The brokerage eliminated 121 of its 250 mortgage lending positions in January when it bought Corte Madera, California-based lender Bay Equity Home Loans for $135 million. Five months later, Redfin said it would cut 470 employees at the cost of up to $10.5 million, as the company’s share price per share sunk to $8 from a high of $97 last year.

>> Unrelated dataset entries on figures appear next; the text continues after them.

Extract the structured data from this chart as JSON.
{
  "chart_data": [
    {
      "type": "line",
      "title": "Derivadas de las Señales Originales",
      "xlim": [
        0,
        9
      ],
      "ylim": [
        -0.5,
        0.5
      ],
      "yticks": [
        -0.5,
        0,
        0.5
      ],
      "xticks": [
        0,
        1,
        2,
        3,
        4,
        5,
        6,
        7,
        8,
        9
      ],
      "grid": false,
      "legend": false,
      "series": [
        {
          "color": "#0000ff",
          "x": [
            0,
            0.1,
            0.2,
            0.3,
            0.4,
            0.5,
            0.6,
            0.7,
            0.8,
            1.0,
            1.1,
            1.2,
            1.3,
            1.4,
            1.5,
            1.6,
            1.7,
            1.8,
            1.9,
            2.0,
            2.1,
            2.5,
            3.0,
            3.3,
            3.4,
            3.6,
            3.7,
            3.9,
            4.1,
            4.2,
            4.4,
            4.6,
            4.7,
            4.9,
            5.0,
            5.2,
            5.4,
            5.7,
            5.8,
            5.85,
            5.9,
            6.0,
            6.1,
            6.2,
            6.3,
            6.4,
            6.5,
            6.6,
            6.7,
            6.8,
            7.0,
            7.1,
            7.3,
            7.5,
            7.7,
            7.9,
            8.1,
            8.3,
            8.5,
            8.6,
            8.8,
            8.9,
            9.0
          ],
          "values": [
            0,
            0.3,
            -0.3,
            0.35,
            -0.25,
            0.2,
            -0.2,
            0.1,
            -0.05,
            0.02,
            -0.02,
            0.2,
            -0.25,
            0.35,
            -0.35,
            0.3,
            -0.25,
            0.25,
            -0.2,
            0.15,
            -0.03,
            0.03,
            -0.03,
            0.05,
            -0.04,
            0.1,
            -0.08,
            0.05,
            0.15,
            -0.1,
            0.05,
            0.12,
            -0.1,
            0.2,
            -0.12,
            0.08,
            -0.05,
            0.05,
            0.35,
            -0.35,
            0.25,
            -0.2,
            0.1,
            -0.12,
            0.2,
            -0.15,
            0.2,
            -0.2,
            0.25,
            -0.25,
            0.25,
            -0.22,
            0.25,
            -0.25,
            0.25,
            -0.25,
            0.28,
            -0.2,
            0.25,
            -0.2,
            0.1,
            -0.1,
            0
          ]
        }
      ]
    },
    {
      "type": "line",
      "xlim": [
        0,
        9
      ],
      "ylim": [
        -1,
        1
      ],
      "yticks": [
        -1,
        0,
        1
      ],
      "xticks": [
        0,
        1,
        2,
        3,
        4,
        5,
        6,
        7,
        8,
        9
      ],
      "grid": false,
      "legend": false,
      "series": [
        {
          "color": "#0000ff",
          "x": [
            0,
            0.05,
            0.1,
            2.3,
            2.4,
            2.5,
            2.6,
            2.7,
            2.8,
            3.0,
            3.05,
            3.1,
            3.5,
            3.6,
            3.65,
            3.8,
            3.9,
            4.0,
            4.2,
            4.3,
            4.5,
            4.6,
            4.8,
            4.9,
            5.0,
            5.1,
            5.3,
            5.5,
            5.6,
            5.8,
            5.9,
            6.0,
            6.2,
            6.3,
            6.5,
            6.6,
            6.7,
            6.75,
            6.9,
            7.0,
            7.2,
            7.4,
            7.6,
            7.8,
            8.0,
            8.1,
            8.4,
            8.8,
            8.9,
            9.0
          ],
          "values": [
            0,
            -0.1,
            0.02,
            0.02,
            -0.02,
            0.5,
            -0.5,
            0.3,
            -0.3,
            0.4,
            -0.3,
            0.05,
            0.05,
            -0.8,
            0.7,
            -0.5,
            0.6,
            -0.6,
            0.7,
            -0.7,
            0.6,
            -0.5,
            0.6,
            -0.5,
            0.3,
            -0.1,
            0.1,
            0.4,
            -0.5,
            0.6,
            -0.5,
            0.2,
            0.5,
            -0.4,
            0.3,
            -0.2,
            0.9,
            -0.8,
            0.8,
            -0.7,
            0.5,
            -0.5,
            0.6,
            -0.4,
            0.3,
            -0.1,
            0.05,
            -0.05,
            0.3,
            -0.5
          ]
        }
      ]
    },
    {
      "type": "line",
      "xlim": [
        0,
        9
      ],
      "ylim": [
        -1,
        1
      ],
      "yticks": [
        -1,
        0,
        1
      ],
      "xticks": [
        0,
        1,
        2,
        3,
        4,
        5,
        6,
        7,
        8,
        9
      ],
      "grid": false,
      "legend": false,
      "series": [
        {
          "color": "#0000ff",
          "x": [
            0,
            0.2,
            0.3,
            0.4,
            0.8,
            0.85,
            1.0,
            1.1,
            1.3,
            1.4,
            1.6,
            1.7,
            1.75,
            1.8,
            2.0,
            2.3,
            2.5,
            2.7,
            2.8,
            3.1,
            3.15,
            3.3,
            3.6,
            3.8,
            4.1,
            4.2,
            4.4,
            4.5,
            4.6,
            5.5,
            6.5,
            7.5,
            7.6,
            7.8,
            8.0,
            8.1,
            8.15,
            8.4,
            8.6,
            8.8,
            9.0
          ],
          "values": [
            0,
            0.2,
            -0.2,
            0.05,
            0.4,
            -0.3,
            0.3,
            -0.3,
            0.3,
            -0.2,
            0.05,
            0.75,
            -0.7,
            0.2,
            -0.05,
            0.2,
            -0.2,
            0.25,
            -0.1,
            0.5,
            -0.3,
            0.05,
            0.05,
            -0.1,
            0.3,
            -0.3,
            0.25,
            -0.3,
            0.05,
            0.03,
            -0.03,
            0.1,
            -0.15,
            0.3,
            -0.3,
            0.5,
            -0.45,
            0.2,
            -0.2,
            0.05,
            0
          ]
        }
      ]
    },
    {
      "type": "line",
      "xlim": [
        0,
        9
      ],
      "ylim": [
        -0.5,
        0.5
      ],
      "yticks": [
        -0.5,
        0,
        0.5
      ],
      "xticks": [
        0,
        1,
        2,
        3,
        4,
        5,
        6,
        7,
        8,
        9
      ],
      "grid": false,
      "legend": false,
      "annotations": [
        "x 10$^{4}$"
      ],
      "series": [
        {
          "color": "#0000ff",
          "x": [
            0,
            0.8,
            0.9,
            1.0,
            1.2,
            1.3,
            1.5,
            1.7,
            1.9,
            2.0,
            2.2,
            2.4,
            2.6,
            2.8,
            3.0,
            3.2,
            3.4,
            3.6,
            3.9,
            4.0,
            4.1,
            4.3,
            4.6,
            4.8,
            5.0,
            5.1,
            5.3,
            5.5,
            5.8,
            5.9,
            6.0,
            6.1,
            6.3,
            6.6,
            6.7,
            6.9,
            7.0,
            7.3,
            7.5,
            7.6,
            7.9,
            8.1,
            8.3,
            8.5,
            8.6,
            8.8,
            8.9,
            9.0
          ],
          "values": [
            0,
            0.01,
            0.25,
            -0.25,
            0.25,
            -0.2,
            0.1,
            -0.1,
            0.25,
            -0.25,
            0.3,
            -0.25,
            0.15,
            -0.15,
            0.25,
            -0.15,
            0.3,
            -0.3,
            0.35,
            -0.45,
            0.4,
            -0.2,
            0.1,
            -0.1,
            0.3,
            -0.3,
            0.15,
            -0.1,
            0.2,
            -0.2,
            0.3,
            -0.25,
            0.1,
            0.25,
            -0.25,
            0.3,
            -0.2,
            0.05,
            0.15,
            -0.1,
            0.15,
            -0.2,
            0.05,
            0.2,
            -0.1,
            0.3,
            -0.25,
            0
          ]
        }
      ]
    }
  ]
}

In November, the brokerage cut 13% of its staff, or approximately 860 employees, as it announced it was shuttering its iBuying business.

Zillow

Headquarters: Seattle
Number of impacted employees: 195
Layoff date: Ongoing

The firm with marketing and origination arms has cut employees this year in Washington, Colorado, Florida and Texas, according to WARN reports. It’s unclear which of the impacted employees are part of its iBuyer implosion last year. The segment lost more than $380 million in Q3 2021.

SERVICERS

LoanCare

Headquarters: Virginia Beach, Virginia
Number of impacted employees: Undisclosed
Layoff date: June 17

The subservicer trimmed from its nearly 1,000-worker payroll, citing a reduced need to help borrowers distressed by the pandemic. Loans in forbearance represented 0.85% of servers’ portfolio volume at the end of May, down from 0.94% in April, according to the Mortgage Bankers Association.

RoundPoint

Headquarters: Charlotte, North Carolina
Number of impacted employees: 74
Layoff Date: Oct. 27

Freedom Mortgage sold the servicer in early August to Matrix Financial Services, a subsidiary of real estate investment trust Two Harbors Investment. RoundPoint will also sell its small retail originations business prior to the deal's closing.